- Born: Nancy Mann 28 February 1926 Black Isle, Ross and Cromarty, Scotland
- Died: 20 February 2009 (aged 82) Edinburgh, Scotland
- Education: University of Edinburgh
- Occupations: physician, gynaecologist
- Known for: establishing family planning clinics
- Relatives: John Loudon (husband)
- Medical career
- Sub-specialties: women's health, birth control
- Research: contraception
- Notable works: Handbook of Family Planning (1985)

= Nancy Loudon =

Scottish gynaecologist (1926–2009)

Nancy Beaton Loudon (née Mann; 28 February 1926 – 20 February 2009) was a Scottish gynaecologist. She devoted her professional life to pioneering, and ensuring provision of family planning and well woman services. She was a fore-runner in the specialty of 'community gynaecology'.

== Early life and education ==
Nancy Mann was born at Killen on 28 February 1926, the eldest daughter of Helen and Alec J. Mann. Her father was a prominent farmer on the Black Isle, and a county councillor. Loudon showed her academic potential early by becoming Dux of Fortrose Academy in her final year of school. She began her medical studies at the Medical School of the University of Edinburgh in 1944, during war-time, graduating in 1949. She was one of only a small number of students each year who obtained their medical degree 'with honours'.

== Career and research==
After graduation she worked as a registrar specialising in obstetrics and gynaecology at Simpson's maternity hospital, Edinburgh, under the supervision of Professor Robert James Kellar. When she became engaged to marry fellow gynaecologist, John Loudon, Kellar declared that there was no place for a married woman in obstetrics and she was forced to resign her post. Two years later, John Loudon was to accept the registrar post under Professor Kellar that Loudon had been forced to resign.

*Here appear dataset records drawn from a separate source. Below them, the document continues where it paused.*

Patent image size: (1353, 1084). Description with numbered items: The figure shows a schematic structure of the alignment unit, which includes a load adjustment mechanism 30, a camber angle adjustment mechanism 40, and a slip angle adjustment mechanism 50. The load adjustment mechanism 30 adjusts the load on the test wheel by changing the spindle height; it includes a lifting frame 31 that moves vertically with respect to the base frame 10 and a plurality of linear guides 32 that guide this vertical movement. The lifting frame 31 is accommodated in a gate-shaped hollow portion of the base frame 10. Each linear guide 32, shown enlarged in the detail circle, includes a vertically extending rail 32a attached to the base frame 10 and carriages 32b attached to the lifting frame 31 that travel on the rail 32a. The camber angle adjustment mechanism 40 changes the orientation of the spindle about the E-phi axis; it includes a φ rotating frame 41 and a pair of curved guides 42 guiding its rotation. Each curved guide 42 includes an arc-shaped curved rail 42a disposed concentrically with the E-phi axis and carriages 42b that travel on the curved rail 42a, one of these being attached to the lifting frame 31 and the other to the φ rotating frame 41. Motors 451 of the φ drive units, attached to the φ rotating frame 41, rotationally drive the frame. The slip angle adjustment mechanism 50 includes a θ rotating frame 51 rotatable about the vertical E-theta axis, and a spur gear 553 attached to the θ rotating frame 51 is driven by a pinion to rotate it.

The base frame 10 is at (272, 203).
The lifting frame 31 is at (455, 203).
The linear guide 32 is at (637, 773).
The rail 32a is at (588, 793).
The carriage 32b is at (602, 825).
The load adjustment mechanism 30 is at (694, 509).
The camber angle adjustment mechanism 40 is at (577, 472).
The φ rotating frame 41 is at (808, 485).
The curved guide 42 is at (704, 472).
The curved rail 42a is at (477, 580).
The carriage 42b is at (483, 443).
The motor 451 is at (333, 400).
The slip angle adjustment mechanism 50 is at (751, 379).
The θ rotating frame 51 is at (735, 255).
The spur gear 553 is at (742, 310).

Loudon's return to medical practice was a weekly session in the Edinburgh Mothers' Welfare clinic, a family planning clinic. This clinic, the first in Edinburgh, was run on a voluntary basis by two doctors, Maeve Marwick and Alexandra Lothian.

Initially, the clinic had spartan premises - an old shop, possessing a cold tap only, and with the waiting room furnished with wooden benches. However, in 1957 a bequest of £2,000 allowed the purchase of premises in Dean Terrace, a Georgian town house carefully chosen for its secluded location. The clinic remained there for over 50 years, until it moved to Chalmers Community Clinic in Lauriston Place, at that point becoming a combined family planning, well woman and sexual and reproductive health clinic.

Birth control 'need', and word-of-mouth, meant local women flocked to the newly established clinic in Dean Terrace, and it became a groundbreaking centre for the new methods of contraception that were becoming available. Loudon took over as Principal Medical Officer in 1972, and at that time the clinic was Branch 50 of the Family Planning Association (FPA). The clinic was later subsumed into Lothian Health Board.

At the Dean Terrace clinic, Loudon worked with a team during a period of expansion in family planning services despite ongoing challenges. The clinic expanded its services to include well-woman screening, vasectomy, sexual problems clinics, and workplace screening in local factories. She also established the Lothian Abortion Referral Service, which was intended to improve the management of women seeking abortion by reducing delays.

She pursued academic medical interests, and held a lectureship in the Department of Obstetrics and Gynaecology at the University of Edinburgh. She was involved in research on contraception, in particular, steroid hormones, and her research work led to over 70 scientific publications. In 1985 she wrote a textbook, The Handbook of Family Planning, which has continued as a popular text for doctors working in the field - the fifth edition, edited by University of Edinburgh colleagues including Professor Anna Glasier, was published shortly before she died.

She was chairperson of the UK National Association of Family Planning Doctors, and held many other national medical roles. She was not afraid to challenge the establishment when the needs of women were threatened. In her time, the medical specialty of Family Planning has become firmly established in the UK, now known as the Faculty of Sexual and Reproductive Healthcare.

Loudon retired in 1988.

== Awards and honours==
Following retirement, she was awarded the William Y Darling Bequest by Edinburgh District Council for Good Citizenship, by a unanimous committee vote. Subsequently, she was elected a fellow of the Royal College of Physicians of Edinburgh, and her contribution to medicine was marked with an OBE in 1992.

== Personal life ==
Loudon was supported throughout her professional life by her husband, John Loudon, retired consultant obstetrician and gynaecologist. She had two sons and by 2009 had six grandchildren. She died 20 February 2009.

== Selected works ==
- Loudon, Nancy; Newton Richard John (1985). Handbook of Family Planning. Churchill Livingstone.